The Agony and The Ecstasy

Alanna Stang, Executive Editor
[From The Agony and The Ecstasy]

Life/Work Balance: Stuck on Acupuncture

It's a weird concept, acupuncture. I mean, getting pricked all over with tiny needles as a form of therapy? I'd be the first to say I don't enjoy the getting-pricked part, but I'm totally hooked on the treatment.
"I sometimes nod off to sleep, sometimes just hover in a restful meditation, but I always walk out of the office feeling more centered. "
It's been about six months now that I've been seeing an acupuncturist once a week, and skipping even one session (as I realized when I was on vacation recently) completely throws me off.

See, for the first time in as long as I can remember, I feel like I'm really, truly taking care of myself. Each session starts with about 20 minutes of checking in about everything that's going on, and this helps me be much more attuned to what I'm feeling and doing. We always discuss diet, digestion, and sleep, so I'm more careful about what I eat and how much I rest. At this point, the conversation invariably veers into the psychological.

Then she asks me questions like "Are you feeling hot or cold? Thirsty? Heavy? Wheezy? Restless? Cranky?" Though I sometimes find myself struggling for the right descriptive words (and occasionally feeling embarrassed if we veer into what I'd otherwise consider TMI territory), I love the process of being asked. It makes me concentrate on myself and stop worrying about the million things big and small fluttering around my brain. It makes me realize that taking time for myself matters.

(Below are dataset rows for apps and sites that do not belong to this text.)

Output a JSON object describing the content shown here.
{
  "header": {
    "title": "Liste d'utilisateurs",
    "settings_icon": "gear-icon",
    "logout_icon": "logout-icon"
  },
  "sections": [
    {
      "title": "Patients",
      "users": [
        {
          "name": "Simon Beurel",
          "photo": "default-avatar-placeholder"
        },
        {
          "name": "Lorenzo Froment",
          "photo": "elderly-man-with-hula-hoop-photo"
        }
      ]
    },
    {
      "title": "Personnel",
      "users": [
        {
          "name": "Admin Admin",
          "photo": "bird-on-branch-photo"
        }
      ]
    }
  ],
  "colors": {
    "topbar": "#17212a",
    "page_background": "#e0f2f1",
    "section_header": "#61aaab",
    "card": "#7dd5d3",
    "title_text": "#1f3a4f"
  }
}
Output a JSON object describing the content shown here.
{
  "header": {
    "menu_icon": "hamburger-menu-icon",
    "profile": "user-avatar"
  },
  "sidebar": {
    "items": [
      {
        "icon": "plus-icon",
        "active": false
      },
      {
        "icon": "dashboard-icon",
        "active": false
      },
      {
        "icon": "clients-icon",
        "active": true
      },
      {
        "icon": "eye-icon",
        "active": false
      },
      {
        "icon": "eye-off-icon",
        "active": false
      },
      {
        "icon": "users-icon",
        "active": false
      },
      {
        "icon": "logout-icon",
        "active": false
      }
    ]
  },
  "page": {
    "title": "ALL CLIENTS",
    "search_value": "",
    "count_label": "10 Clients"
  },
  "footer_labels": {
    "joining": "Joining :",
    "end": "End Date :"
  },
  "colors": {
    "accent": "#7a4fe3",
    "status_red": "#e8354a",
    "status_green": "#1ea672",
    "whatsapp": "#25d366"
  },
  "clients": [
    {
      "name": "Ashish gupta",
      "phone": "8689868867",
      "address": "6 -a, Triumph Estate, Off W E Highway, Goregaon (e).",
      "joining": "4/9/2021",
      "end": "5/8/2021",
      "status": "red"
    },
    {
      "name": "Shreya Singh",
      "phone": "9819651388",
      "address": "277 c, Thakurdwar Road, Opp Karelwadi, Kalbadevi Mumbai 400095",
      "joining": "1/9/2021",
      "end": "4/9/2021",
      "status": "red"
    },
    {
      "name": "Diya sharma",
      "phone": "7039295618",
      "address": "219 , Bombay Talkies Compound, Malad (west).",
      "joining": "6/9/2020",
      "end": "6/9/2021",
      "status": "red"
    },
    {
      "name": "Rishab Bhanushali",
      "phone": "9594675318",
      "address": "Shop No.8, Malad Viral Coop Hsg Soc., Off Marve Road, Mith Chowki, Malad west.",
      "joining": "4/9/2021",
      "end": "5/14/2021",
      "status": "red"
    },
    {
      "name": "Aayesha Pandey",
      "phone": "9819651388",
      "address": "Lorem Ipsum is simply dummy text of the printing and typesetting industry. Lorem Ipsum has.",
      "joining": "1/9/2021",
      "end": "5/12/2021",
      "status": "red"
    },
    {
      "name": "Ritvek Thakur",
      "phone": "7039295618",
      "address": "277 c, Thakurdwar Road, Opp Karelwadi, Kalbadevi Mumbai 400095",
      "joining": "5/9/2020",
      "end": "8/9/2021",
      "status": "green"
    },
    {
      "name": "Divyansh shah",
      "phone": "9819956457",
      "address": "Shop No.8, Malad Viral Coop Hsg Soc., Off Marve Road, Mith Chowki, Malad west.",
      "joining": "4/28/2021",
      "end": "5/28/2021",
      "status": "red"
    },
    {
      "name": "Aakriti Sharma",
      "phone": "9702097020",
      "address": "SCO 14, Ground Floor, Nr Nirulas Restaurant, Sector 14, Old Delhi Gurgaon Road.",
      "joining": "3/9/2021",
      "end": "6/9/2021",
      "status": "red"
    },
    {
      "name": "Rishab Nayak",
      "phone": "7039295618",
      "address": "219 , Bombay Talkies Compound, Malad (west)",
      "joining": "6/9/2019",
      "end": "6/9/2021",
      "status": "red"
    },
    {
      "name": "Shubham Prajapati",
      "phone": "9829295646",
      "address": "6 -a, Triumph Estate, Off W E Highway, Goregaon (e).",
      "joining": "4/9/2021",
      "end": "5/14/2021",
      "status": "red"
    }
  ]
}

After that she looks at my tongue--always a reminder that our bodies reveal everything about ourselves if we just know how to look--and sticks me all over, each time making micro-adjustments to balance out this or that. I sometimes nod off to sleep, sometimes just hover in a restful meditation, but I always walk out of the office feeling more centered. The best part is that whatever insanity happens during the week, I know I have that time to touch base, think about what my body needs, and just lie back and relax.